A Treasury Department spokesperson has said that the White House memorandum issued on May 9 directing agency heads to propose new regulations by June 1 and finalize these regulations by November 1, 2008 will not apply to the Internal Revenue Service (IRS), CCH reports. Speaking with CCH on May 29, 2008 the spokesperson said that, "Generally, we believe the White House directive does not affect our normal process of issuing business plan guidance."
The memorandum does not expressly exclude the IRS, however, CCH says, and could impact joint guidance projects of the IRS and other federal agencies, including the Department of Labor's Employee Benefits Security Administration (EBSA) and the Pension Benefit Guaranty Corporation (PBGC). A PBGC spokesperson told CCH on June 6, 2008, that the White House memorandum applies to the PBGC.
W. Thomas Reeder, benefits counsel, Office of the Treasury Assistant Treasury for Tax Policy, speaking at the Profit Sharing/401(k) Council of America's 2008 Legislative and Regulatory Outlook conference in Washington, D.C., said on June 4, according to CCH, that the Treasury Department and the IRS are working to finalize Code Sec. 401(a)(9) regulations for government plans, Code Sec. 402(f) notices, and guidance on Code Sec. 404(k) dividends. "These projects are not subject to the Bolten memorandum," Reeder said.
Issued by White House Chief of Staff Joshua B. Bolten, the memorandum tells federal agency heads that, "Except in extraordinary circumstances, regulations to be finalized in this Administration should be proposed no later than June 1, 2008 and final regulations should be issued no later than November 1, 2008." Bolten did not define "extraordinary circumstances," The New York Times reports.

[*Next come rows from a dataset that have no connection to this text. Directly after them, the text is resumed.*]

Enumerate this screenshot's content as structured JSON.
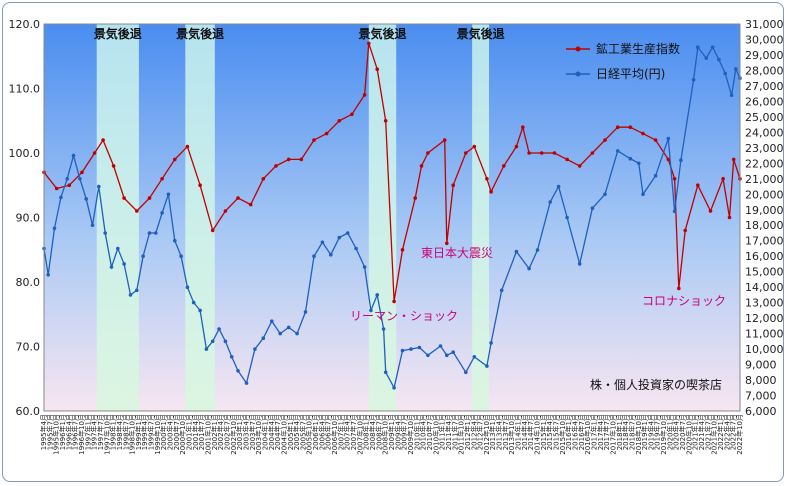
{
  "chart_data": {
    "type": "line",
    "left_axis": {
      "min": 60,
      "max": 120,
      "step": 10,
      "ticks": [
        "60.0",
        "70.0",
        "80.0",
        "90.0",
        "100.0",
        "110.0",
        "120.0"
      ]
    },
    "right_axis": {
      "min": 6000,
      "max": 31000,
      "step": 1000,
      "ticks": [
        "6,000",
        "7,000",
        "8,000",
        "9,000",
        "10,000",
        "11,000",
        "12,000",
        "13,000",
        "14,000",
        "15,000",
        "16,000",
        "17,000",
        "18,000",
        "19,000",
        "20,000",
        "21,000",
        "22,000",
        "23,000",
        "24,000",
        "25,000",
        "26,000",
        "27,000",
        "28,000",
        "29,000",
        "30,000",
        "31,000"
      ]
    },
    "x_start": "1995-04",
    "x_end": "2022-10",
    "x_tick_labels": [
      "1995年4月",
      "1995年7月",
      "1995年10月",
      "1996年1月",
      "1996年4月",
      "1996年7月",
      "1996年10月",
      "1997年1月",
      "1997年4月",
      "1997年7月",
      "1997年10月",
      "1998年1月",
      "1998年4月",
      "1998年7月",
      "1998年10月",
      "1999年1月",
      "1999年4月",
      "1999年7月",
      "1999年10月",
      "2000年1月",
      "2000年4月",
      "2000年7月",
      "2000年10月",
      "2001年1月",
      "2001年4月",
      "2001年7月",
      "2001年10月",
      "2002年1月",
      "2002年4月",
      "2002年7月",
      "2002年10月",
      "2003年1月",
      "2003年4月",
      "2003年7月",
      "2003年10月",
      "2004年1月",
      "2004年4月",
      "2004年7月",
      "2004年10月",
      "2005年1月",
      "2005年4月",
      "2005年7月",
      "2005年10月",
      "2006年1月",
      "2006年4月",
      "2006年7月",
      "2006年10月",
      "2007年1月",
      "2007年4月",
      "2007年7月",
      "2007年10月",
      "2008年1月",
      "2008年4月",
      "2008年7月",
      "2008年10月",
      "2009年1月",
      "2009年4月",
      "2009年7月",
      "2009年10月",
      "2010年1月",
      "2010年4月",
      "2010年7月",
      "2010年10月",
      "2011年1月",
      "2011年4月",
      "2011年7月",
      "2011年10月",
      "2012年1月",
      "2012年4月",
      "2012年7月",
      "2012年10月",
      "2013年1月",
      "2013年4月",
      "2013年7月",
      "2013年10月",
      "2014年1月",
      "2014年4月",
      "2014年7月",
      "2014年10月",
      "2015年1月",
      "2015年4月",
      "2015年7月",
      "2015年10月",
      "2016年1月",
      "2016年4月",
      "2016年7月",
      "2016年10月",
      "2017年1月",
      "2017年4月",
      "2017年7月",
      "2017年10月",
      "2018年1月",
      "2018年4月",
      "2018年7月",
      "2018年10月",
      "2019年1月",
      "2019年4月",
      "2019年7月",
      "2019年10月",
      "2020年1月",
      "2020年4月",
      "2020年7月",
      "2020年10月",
      "2021年1月",
      "2021年4月",
      "2021年7月",
      "2021年10月",
      "2022年1月",
      "2022年4月",
      "2022年7月",
      "2022年10月"
    ],
    "recessions": [
      {
        "label": "景気後退",
        "start": "1997-05",
        "end": "1999-01"
      },
      {
        "label": "景気後退",
        "start": "2000-11",
        "end": "2002-01"
      },
      {
        "label": "景気後退",
        "start": "2008-02",
        "end": "2009-03"
      },
      {
        "label": "景気後退",
        "start": "2012-03",
        "end": "2012-11"
      }
    ],
    "series": [
      {
        "name": "鉱工業生産指数",
        "axis": "left",
        "color": "#c00000",
        "points": [
          [
            "1995-04",
            97
          ],
          [
            "1995-10",
            94.5
          ],
          [
            "1996-04",
            95
          ],
          [
            "1996-10",
            97
          ],
          [
            "1997-04",
            100
          ],
          [
            "1997-08",
            102
          ],
          [
            "1998-01",
            98
          ],
          [
            "1998-06",
            93
          ],
          [
            "1998-12",
            91
          ],
          [
            "1999-06",
            93
          ],
          [
            "1999-12",
            96
          ],
          [
            "2000-06",
            99
          ],
          [
            "2000-12",
            101
          ],
          [
            "2001-06",
            95
          ],
          [
            "2001-12",
            88
          ],
          [
            "2002-06",
            91
          ],
          [
            "2002-12",
            93
          ],
          [
            "2003-06",
            92
          ],
          [
            "2003-12",
            96
          ],
          [
            "2004-06",
            98
          ],
          [
            "2004-12",
            99
          ],
          [
            "2005-06",
            99
          ],
          [
            "2005-12",
            102
          ],
          [
            "2006-06",
            103
          ],
          [
            "2006-12",
            105
          ],
          [
            "2007-06",
            106
          ],
          [
            "2007-12",
            109
          ],
          [
            "2008-02",
            117
          ],
          [
            "2008-06",
            113
          ],
          [
            "2008-10",
            105
          ],
          [
            "2009-02",
            77
          ],
          [
            "2009-06",
            85
          ],
          [
            "2009-12",
            93
          ],
          [
            "2010-03",
            98
          ],
          [
            "2010-06",
            100
          ],
          [
            "2011-02",
            102
          ],
          [
            "2011-03",
            86
          ],
          [
            "2011-06",
            95
          ],
          [
            "2011-12",
            100
          ],
          [
            "2012-04",
            101
          ],
          [
            "2012-10",
            96
          ],
          [
            "2012-12",
            94
          ],
          [
            "2013-06",
            98
          ],
          [
            "2013-12",
            101
          ],
          [
            "2014-03",
            104
          ],
          [
            "2014-06",
            100
          ],
          [
            "2014-12",
            100
          ],
          [
            "2015-06",
            100
          ],
          [
            "2015-12",
            99
          ],
          [
            "2016-06",
            98
          ],
          [
            "2016-12",
            100
          ],
          [
            "2017-06",
            102
          ],
          [
            "2017-12",
            104
          ],
          [
            "2018-06",
            104
          ],
          [
            "2018-12",
            103
          ],
          [
            "2019-06",
            102
          ],
          [
            "2019-12",
            99
          ],
          [
            "2020-03",
            96
          ],
          [
            "2020-05",
            79
          ],
          [
            "2020-08",
            88
          ],
          [
            "2021-02",
            95
          ],
          [
            "2021-08",
            91
          ],
          [
            "2022-02",
            96
          ],
          [
            "2022-05",
            90
          ],
          [
            "2022-07",
            99
          ],
          [
            "2022-10",
            96
          ]
        ]
      },
      {
        "name": "日経平均(円)",
        "axis": "right",
        "color": "#1f5fbf",
        "points": [
          [
            "1995-04",
            16500
          ],
          [
            "1995-06",
            14800
          ],
          [
            "1995-09",
            17800
          ],
          [
            "1995-12",
            19800
          ],
          [
            "1996-03",
            21000
          ],
          [
            "1996-06",
            22500
          ],
          [
            "1996-09",
            21000
          ],
          [
            "1996-12",
            19700
          ],
          [
            "1997-03",
            18000
          ],
          [
            "1997-06",
            20500
          ],
          [
            "1997-09",
            17500
          ],
          [
            "1997-12",
            15300
          ],
          [
            "1998-03",
            16500
          ],
          [
            "1998-06",
            15500
          ],
          [
            "1998-09",
            13500
          ],
          [
            "1998-12",
            13800
          ],
          [
            "1999-03",
            16000
          ],
          [
            "1999-06",
            17500
          ],
          [
            "1999-09",
            17500
          ],
          [
            "1999-12",
            18800
          ],
          [
            "2000-03",
            20000
          ],
          [
            "2000-06",
            17000
          ],
          [
            "2000-09",
            16000
          ],
          [
            "2000-12",
            14000
          ],
          [
            "2001-03",
            13000
          ],
          [
            "2001-06",
            12500
          ],
          [
            "2001-09",
            10000
          ],
          [
            "2001-12",
            10500
          ],
          [
            "2002-03",
            11300
          ],
          [
            "2002-06",
            10500
          ],
          [
            "2002-09",
            9500
          ],
          [
            "2002-12",
            8600
          ],
          [
            "2003-04",
            7800
          ],
          [
            "2003-08",
            10000
          ],
          [
            "2003-12",
            10700
          ],
          [
            "2004-04",
            11800
          ],
          [
            "2004-08",
            11000
          ],
          [
            "2004-12",
            11400
          ],
          [
            "2005-04",
            11000
          ],
          [
            "2005-08",
            12400
          ],
          [
            "2005-12",
            16000
          ],
          [
            "2006-04",
            16900
          ],
          [
            "2006-08",
            16100
          ],
          [
            "2006-12",
            17200
          ],
          [
            "2007-04",
            17500
          ],
          [
            "2007-08",
            16500
          ],
          [
            "2007-12",
            15300
          ],
          [
            "2008-03",
            12500
          ],
          [
            "2008-06",
            13500
          ],
          [
            "2008-09",
            11300
          ],
          [
            "2008-10",
            8500
          ],
          [
            "2009-02",
            7500
          ],
          [
            "2009-06",
            9900
          ],
          [
            "2009-10",
            10000
          ],
          [
            "2010-02",
            10100
          ],
          [
            "2010-06",
            9600
          ],
          [
            "2010-12",
            10200
          ],
          [
            "2011-03",
            9600
          ],
          [
            "2011-06",
            9800
          ],
          [
            "2011-12",
            8500
          ],
          [
            "2012-04",
            9500
          ],
          [
            "2012-10",
            8900
          ],
          [
            "2012-12",
            10400
          ],
          [
            "2013-05",
            13800
          ],
          [
            "2013-12",
            16300
          ],
          [
            "2014-06",
            15200
          ],
          [
            "2014-10",
            16400
          ],
          [
            "2015-04",
            19500
          ],
          [
            "2015-08",
            20500
          ],
          [
            "2015-12",
            18500
          ],
          [
            "2016-06",
            15500
          ],
          [
            "2016-12",
            19100
          ],
          [
            "2017-06",
            20000
          ],
          [
            "2017-12",
            22800
          ],
          [
            "2018-06",
            22300
          ],
          [
            "2018-10",
            22000
          ],
          [
            "2018-12",
            20000
          ],
          [
            "2019-06",
            21200
          ],
          [
            "2019-12",
            23600
          ],
          [
            "2020-03",
            18900
          ],
          [
            "2020-06",
            22200
          ],
          [
            "2020-12",
            27400
          ],
          [
            "2021-02",
            29500
          ],
          [
            "2021-06",
            28800
          ],
          [
            "2021-09",
            29500
          ],
          [
            "2021-12",
            28700
          ],
          [
            "2022-03",
            27800
          ],
          [
            "2022-06",
            26400
          ],
          [
            "2022-08",
            28100
          ],
          [
            "2022-10",
            27500
          ]
        ]
      }
    ],
    "annotations": [
      "東日本大震災",
      "リーマン・ショック",
      "コロナショック"
    ],
    "watermark": "株・個人投資家の喫茶店",
    "legend_position": "top-right",
    "grid": false
  }
}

In his memo, Bolten wrote that the government should "resist the historical tendency of administrations to increase regulatory activity in their final months. . . . We must recognize that the burden imposed by new regulations is cumulative and has a significant effect on all Americans."
Many regulations do not take effect until 60 days after they have been issued and a new administration can act to postpone or freeze them, the Times reports. When they took office, both Presidents Clinton and Bush froze hundreds of pending regulations issued by their predecessor's administrations.
"There are good-government reasons to do what they are doing," said Sally Katzen, the top regulatory aide to President Clinton from 1993 to 1998, according to the Times. "But it has the added advantage of providing an excuse for not doing something they don't want attributed to them, and for speeding up the things they want to lock in before the next administration."